THE SIGNATURES OF PATCHES AND GRADIENTS IN ECOLOGICAL ORDINATIONS

When multivariate ordination techniques are applied to marine ecological data sets, the first ordination axis commonly correlates with lithologic indicators of water depth. Stratigraphic plots of axis 1 scores typically display long-term trends, superimposed with high-frequency variation that may be comparable in scale to the long-term trend and that has been attributed to faunal patchiness. Here, I explore through numerical models calibrated with field data how patchiness and faunal gradients are expressed in ordinations, specifically detrended correspondence analysis (DCA). The simulations use DCA results for the Upper Ordovician Kope Formation of the Cincinnati, Ohio area, from which values of Preferred Depth, Depth Tolerance, and Peak Abundance were calculated relative to DCA Axis 1 scores. These values were combined with the DCA Axis 1 scores for each bed to construct simulated Kope faunal samples. The first of three simulations did not include faunal patchiness. DCA Axis 1 sample scores produced from this first simulation match almost exactly the smoothed DCA scores used as input, confirming the utility of DCA in extracting simple faunal gradients. In the second simulation, faunal patchiness was included and produced the long-term DCA Axis 1 sample score pattern that was input, but also included high-frequency variation as seen in the original Kope DCA analysis, suggesting that patchiness is indeed the source of this high-frequency signal.
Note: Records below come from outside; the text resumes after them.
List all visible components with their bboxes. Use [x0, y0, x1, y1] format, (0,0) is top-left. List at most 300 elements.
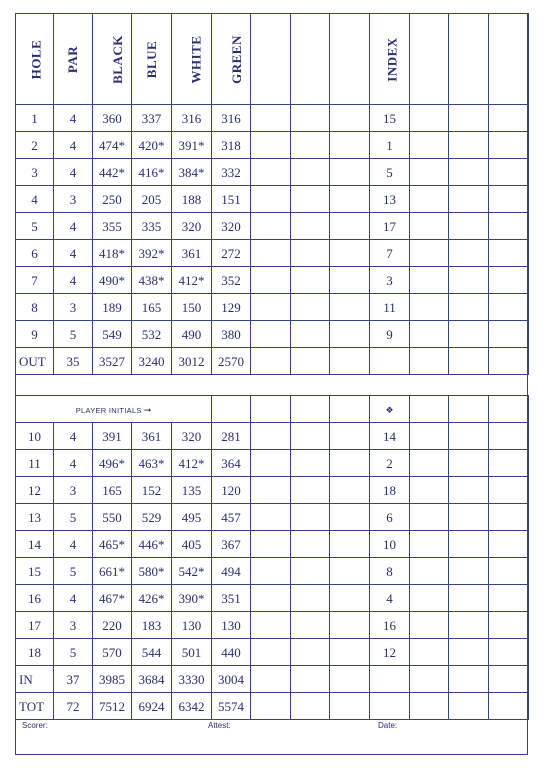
hole-par: 4 — [54, 240, 93, 267]
score-cell[interactable] — [449, 267, 489, 294]
yardage-green: 352 — [212, 267, 251, 294]
initials-cell[interactable] — [449, 396, 489, 423]
yardage-blue: 446* — [132, 531, 172, 558]
hole-number: 2 — [16, 132, 54, 159]
score-cell[interactable] — [410, 666, 449, 693]
score-cell[interactable] — [489, 693, 529, 720]
out-row — [16, 348, 529, 375]
score-cell[interactable] — [410, 348, 449, 375]
score-cell[interactable] — [489, 294, 529, 321]
hole-row — [16, 585, 529, 612]
score-cell[interactable] — [489, 423, 529, 450]
hole-number: 18 — [16, 639, 54, 666]
date-label: Date: — [378, 721, 398, 730]
player-column-header[interactable] — [410, 14, 449, 105]
stroke-index: 9 — [370, 321, 410, 348]
yardage-white: 361 — [172, 240, 212, 267]
yardage-black: 165 — [93, 477, 132, 504]
header-hole: HOLE — [16, 14, 54, 105]
yardage-blue: 205 — [132, 186, 172, 213]
hole-number: 10 — [16, 423, 54, 450]
score-cell[interactable] — [291, 132, 330, 159]
hole-row — [16, 240, 529, 267]
score-cell[interactable] — [330, 450, 370, 477]
yardage-green: 440 — [212, 639, 251, 666]
yardage-black: 355 — [93, 213, 132, 240]
score-cell[interactable] — [291, 558, 330, 585]
hole-number: 11 — [16, 450, 54, 477]
score-cell[interactable] — [330, 477, 370, 504]
score-cell[interactable] — [251, 531, 291, 558]
yardage-green: 332 — [212, 159, 251, 186]
scorecard — [15, 13, 528, 755]
hole-par: 5 — [54, 558, 93, 585]
yardage-blue: 416* — [132, 159, 172, 186]
hole-number: 3 — [16, 159, 54, 186]
stroke-index: 1 — [370, 132, 410, 159]
score-cell[interactable] — [410, 423, 449, 450]
hole-par: 4 — [54, 267, 93, 294]
initials-cell[interactable] — [251, 396, 291, 423]
yardage-black: 661* — [93, 558, 132, 585]
hole-row — [16, 504, 529, 531]
yardage-black: 418* — [93, 240, 132, 267]
score-cell[interactable] — [291, 477, 330, 504]
score-cell[interactable] — [489, 639, 529, 666]
yardage-black: 220 — [93, 612, 132, 639]
score-cell[interactable] — [410, 450, 449, 477]
score-cell[interactable] — [251, 612, 291, 639]
hole-number: 9 — [16, 321, 54, 348]
score-cell[interactable] — [410, 612, 449, 639]
score-cell[interactable] — [489, 585, 529, 612]
score-cell[interactable] — [330, 504, 370, 531]
score-cell[interactable] — [449, 423, 489, 450]
hole-row — [16, 477, 529, 504]
yardage-blue: 426* — [132, 585, 172, 612]
yardage-green: 367 — [212, 531, 251, 558]
player-initials-text: PLAYER INITIALS — [75, 406, 142, 415]
hole-row — [16, 450, 529, 477]
hole-number: 15 — [16, 558, 54, 585]
score-cell[interactable] — [251, 294, 291, 321]
yardage-black: 496* — [93, 450, 132, 477]
yardage-white: 495 — [172, 504, 212, 531]
score-cell[interactable] — [489, 531, 529, 558]
score-cell[interactable] — [449, 321, 489, 348]
hole-number: 13 — [16, 504, 54, 531]
score-cell[interactable] — [489, 186, 529, 213]
score-cell[interactable] — [291, 639, 330, 666]
stroke-index: 15 — [370, 105, 410, 132]
stroke-index: 2 — [370, 450, 410, 477]
index-cell — [370, 396, 410, 423]
hole-par: 4 — [54, 450, 93, 477]
yardage-black: 490* — [93, 267, 132, 294]
yardage-green: 380 — [212, 321, 251, 348]
yardage-green: 281 — [212, 423, 251, 450]
yardage-blue: 183 — [132, 612, 172, 639]
stroke-index: 11 — [370, 294, 410, 321]
yardage-white: 390* — [172, 585, 212, 612]
score-cell[interactable] — [291, 267, 330, 294]
score-cell[interactable] — [410, 105, 449, 132]
score-cell[interactable] — [330, 585, 370, 612]
score-cell[interactable] — [251, 693, 291, 720]
total-label: IN — [16, 666, 54, 693]
stroke-index: 16 — [370, 612, 410, 639]
score-cell[interactable] — [489, 267, 529, 294]
score-cell[interactable] — [489, 558, 529, 585]
score-cell[interactable] — [449, 213, 489, 240]
total-green: 3004 — [212, 666, 251, 693]
back-nine — [16, 423, 529, 666]
yardage-green: 494 — [212, 558, 251, 585]
stroke-index: 7 — [370, 240, 410, 267]
yardage-white: 384* — [172, 159, 212, 186]
score-cell[interactable] — [489, 348, 529, 375]
score-cell[interactable] — [251, 159, 291, 186]
yardage-blue: 335 — [132, 213, 172, 240]
yardage-green: 129 — [212, 294, 251, 321]
score-cell[interactable] — [291, 105, 330, 132]
yardage-green: 120 — [212, 477, 251, 504]
total-black: 3527 — [93, 348, 132, 375]
header-index: INDEX — [370, 14, 410, 105]
score-cell[interactable] — [291, 294, 330, 321]
score-cell[interactable] — [489, 240, 529, 267]
score-cell[interactable] — [489, 666, 529, 693]
yardage-white: 542* — [172, 558, 212, 585]
score-cell[interactable] — [410, 213, 449, 240]
player-column-header[interactable] — [291, 14, 330, 105]
score-cell[interactable] — [330, 213, 370, 240]
hole-number: 7 — [16, 267, 54, 294]
yardage-blue: 337 — [132, 105, 172, 132]
score-cell[interactable] — [489, 477, 529, 504]
tot-row — [16, 693, 529, 720]
player-column-header[interactable] — [251, 14, 291, 105]
score-cell[interactable] — [251, 267, 291, 294]
hole-number: 17 — [16, 612, 54, 639]
score-cell[interactable] — [251, 240, 291, 267]
yardage-white: 320 — [172, 213, 212, 240]
hole-row — [16, 213, 529, 240]
hole-number: 5 — [16, 213, 54, 240]
score-cell[interactable] — [251, 348, 291, 375]
score-cell[interactable] — [251, 504, 291, 531]
yardage-white: 135 — [172, 477, 212, 504]
score-cell[interactable] — [291, 213, 330, 240]
score-cell[interactable] — [291, 321, 330, 348]
score-cell[interactable] — [489, 504, 529, 531]
total-white: 3012 — [172, 348, 212, 375]
yardage-white: 490 — [172, 321, 212, 348]
yardage-black: 465* — [93, 531, 132, 558]
yardage-white: 501 — [172, 639, 212, 666]
score-cell[interactable] — [291, 348, 330, 375]
hole-par: 4 — [54, 585, 93, 612]
hole-number: 16 — [16, 585, 54, 612]
yardage-white: 130 — [172, 612, 212, 639]
score-cell[interactable] — [330, 294, 370, 321]
score-cell[interactable] — [251, 321, 291, 348]
score-cell[interactable] — [449, 504, 489, 531]
initials-cell[interactable] — [489, 396, 529, 423]
score-cell[interactable] — [330, 132, 370, 159]
header-blue: BLUE — [132, 14, 172, 105]
score-cell[interactable] — [449, 693, 489, 720]
total-par: 72 — [54, 693, 93, 720]
yardage-white: 150 — [172, 294, 212, 321]
hole-number: 4 — [16, 186, 54, 213]
score-cell[interactable] — [410, 186, 449, 213]
score-cell[interactable] — [291, 423, 330, 450]
initials-cell[interactable] — [291, 396, 330, 423]
yardage-white: 316 — [172, 105, 212, 132]
hole-row — [16, 267, 529, 294]
yardage-black: 442* — [93, 159, 132, 186]
attest-label: Attest: — [208, 721, 231, 730]
score-cell[interactable] — [410, 240, 449, 267]
score-cell[interactable] — [251, 186, 291, 213]
score-cell[interactable] — [410, 132, 449, 159]
score-cell[interactable] — [410, 159, 449, 186]
score-cell[interactable] — [489, 321, 529, 348]
score-cell[interactable] — [330, 558, 370, 585]
score-cell[interactable] — [410, 504, 449, 531]
hole-row — [16, 186, 529, 213]
score-cell[interactable] — [330, 159, 370, 186]
yardage-black: 549 — [93, 321, 132, 348]
score-cell[interactable] — [330, 321, 370, 348]
yardage-white: 320 — [172, 423, 212, 450]
score-cell[interactable] — [410, 558, 449, 585]
stroke-index: 4 — [370, 585, 410, 612]
stroke-index: 17 — [370, 213, 410, 240]
initials-cell[interactable] — [212, 396, 251, 423]
player-column-header[interactable] — [449, 14, 489, 105]
player-column-header[interactable] — [330, 14, 370, 105]
signature-footer — [16, 718, 527, 754]
score-cell[interactable] — [449, 159, 489, 186]
score-cell[interactable] — [291, 186, 330, 213]
score-cell[interactable] — [489, 105, 529, 132]
total-black: 3985 — [93, 666, 132, 693]
total-green: 2570 — [212, 348, 251, 375]
score-cell[interactable] — [330, 639, 370, 666]
score-cell[interactable] — [291, 612, 330, 639]
score-cell[interactable] — [330, 186, 370, 213]
score-cell[interactable] — [291, 504, 330, 531]
hole-par: 4 — [54, 105, 93, 132]
score-cell[interactable] — [449, 612, 489, 639]
yardage-white: 405 — [172, 531, 212, 558]
score-cell[interactable] — [330, 693, 370, 720]
hole-par: 5 — [54, 321, 93, 348]
hole-par: 4 — [54, 132, 93, 159]
score-cell[interactable] — [251, 132, 291, 159]
hole-row — [16, 105, 529, 132]
hole-par: 4 — [54, 159, 93, 186]
score-cell[interactable] — [330, 348, 370, 375]
hole-row — [16, 558, 529, 585]
header-green: GREEN — [212, 14, 251, 105]
score-cell[interactable] — [449, 531, 489, 558]
arrow-right-icon: ➞ — [143, 406, 152, 416]
yardage-white: 412* — [172, 267, 212, 294]
score-cell[interactable] — [251, 450, 291, 477]
player-column-header[interactable] — [489, 14, 529, 105]
total-par: 37 — [54, 666, 93, 693]
stroke-index: 13 — [370, 186, 410, 213]
score-cell[interactable] — [251, 585, 291, 612]
score-cell[interactable] — [330, 240, 370, 267]
score-cell[interactable] — [330, 267, 370, 294]
score-cell[interactable] — [251, 558, 291, 585]
score-cell[interactable] — [489, 450, 529, 477]
total-blue: 6924 — [132, 693, 172, 720]
score-cell[interactable] — [330, 105, 370, 132]
score-cell[interactable] — [291, 666, 330, 693]
header-white: WHITE — [172, 14, 212, 105]
score-cell[interactable] — [449, 186, 489, 213]
header-par: PAR — [54, 14, 93, 105]
score-cell[interactable] — [410, 693, 449, 720]
player-initials-row — [16, 396, 529, 423]
yardage-black: 391 — [93, 423, 132, 450]
hole-number: 6 — [16, 240, 54, 267]
yardage-white: 391* — [172, 132, 212, 159]
score-cell[interactable] — [330, 423, 370, 450]
score-cell[interactable] — [330, 531, 370, 558]
hole-number: 14 — [16, 531, 54, 558]
stroke-index: 6 — [370, 504, 410, 531]
stroke-index: 3 — [370, 267, 410, 294]
yardage-black: 474* — [93, 132, 132, 159]
hole-par: 4 — [54, 423, 93, 450]
score-cell[interactable] — [410, 267, 449, 294]
score-cell[interactable] — [410, 585, 449, 612]
score-cell[interactable] — [449, 558, 489, 585]
total-par: 35 — [54, 348, 93, 375]
hole-par: 4 — [54, 531, 93, 558]
score-cell[interactable] — [449, 477, 489, 504]
score-cell[interactable] — [449, 348, 489, 375]
score-cell[interactable] — [410, 531, 449, 558]
score-cell[interactable] — [251, 105, 291, 132]
score-cell[interactable] — [449, 132, 489, 159]
stroke-index: 14 — [370, 423, 410, 450]
index-cell — [370, 348, 410, 375]
hole-row — [16, 423, 529, 450]
score-cell[interactable] — [291, 531, 330, 558]
separator — [16, 375, 529, 396]
yardage-black: 467* — [93, 585, 132, 612]
score-cell[interactable] — [410, 477, 449, 504]
score-cell[interactable] — [251, 477, 291, 504]
score-cell[interactable] — [489, 612, 529, 639]
yardage-blue: 420* — [132, 132, 172, 159]
total-blue: 3684 — [132, 666, 172, 693]
score-cell[interactable] — [449, 585, 489, 612]
score-cell[interactable] — [291, 450, 330, 477]
scorer-label: Scorer: — [22, 721, 48, 730]
score-cell[interactable] — [489, 159, 529, 186]
score-cell[interactable] — [449, 666, 489, 693]
yardage-green: 320 — [212, 213, 251, 240]
score-cell[interactable] — [291, 585, 330, 612]
score-cell[interactable] — [449, 294, 489, 321]
yardage-green: 316 — [212, 105, 251, 132]
yardage-blue: 152 — [132, 477, 172, 504]
header-row — [16, 14, 529, 105]
total-label: TOT — [16, 693, 54, 720]
yardage-blue: 529 — [132, 504, 172, 531]
index-cell — [370, 666, 410, 693]
score-cell[interactable] — [449, 450, 489, 477]
score-cell[interactable] — [489, 132, 529, 159]
score-cell[interactable] — [251, 213, 291, 240]
score-cell[interactable] — [330, 612, 370, 639]
hole-par: 4 — [54, 213, 93, 240]
hole-row — [16, 531, 529, 558]
score-cell[interactable] — [251, 639, 291, 666]
hole-par: 3 — [54, 612, 93, 639]
score-cell[interactable] — [291, 159, 330, 186]
scorecard-grid — [15, 13, 529, 720]
yardage-green: 151 — [212, 186, 251, 213]
yardage-green: 457 — [212, 504, 251, 531]
hole-par: 5 — [54, 639, 93, 666]
in-row — [16, 666, 529, 693]
score-cell[interactable] — [489, 213, 529, 240]
score-cell[interactable] — [251, 423, 291, 450]
yardage-green: 130 — [212, 612, 251, 639]
score-cell[interactable] — [330, 666, 370, 693]
score-cell[interactable] — [410, 321, 449, 348]
yardage-blue: 392* — [132, 240, 172, 267]
hole-row — [16, 612, 529, 639]
hole-par: 3 — [54, 294, 93, 321]
initials-cell[interactable] — [410, 396, 449, 423]
score-cell[interactable] — [449, 639, 489, 666]
diamond-ornament-icon: ❖ — [385, 406, 394, 416]
hole-number: 1 — [16, 105, 54, 132]
stroke-index: 18 — [370, 477, 410, 504]
score-cell[interactable] — [291, 240, 330, 267]
yardage-green: 318 — [212, 132, 251, 159]
score-cell[interactable] — [251, 666, 291, 693]
score-cell[interactable] — [449, 105, 489, 132]
yardage-green: 351 — [212, 585, 251, 612]
score-cell[interactable] — [410, 639, 449, 666]
yardage-blue: 165 — [132, 294, 172, 321]
hole-row — [16, 294, 529, 321]
hole-row — [16, 639, 529, 666]
hole-number: 12 — [16, 477, 54, 504]
score-cell[interactable] — [449, 240, 489, 267]
yardage-blue: 544 — [132, 639, 172, 666]
total-white: 3330 — [172, 666, 212, 693]
hole-row — [16, 321, 529, 348]
yardage-blue: 463* — [132, 450, 172, 477]
separator-row — [16, 375, 529, 396]
initials-cell[interactable] — [330, 396, 370, 423]
header-black: BLACK — [93, 14, 132, 105]
score-cell[interactable] — [410, 294, 449, 321]
score-cell[interactable] — [291, 693, 330, 720]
In the third solution, peak abundances of all species were set to equally large values, which dampened the high-frequency variation, indicating that the large amplitude of the high-frequency signal results from the dominance of a handful of taxa. The results of these simulations suggest that DCA Axis 1 sample scores do not directly reflect water depth. To produce a measure of water depth, some signal averaging, such as a moving average, is needed to remove high-frequency variations produced by faunal patchiness.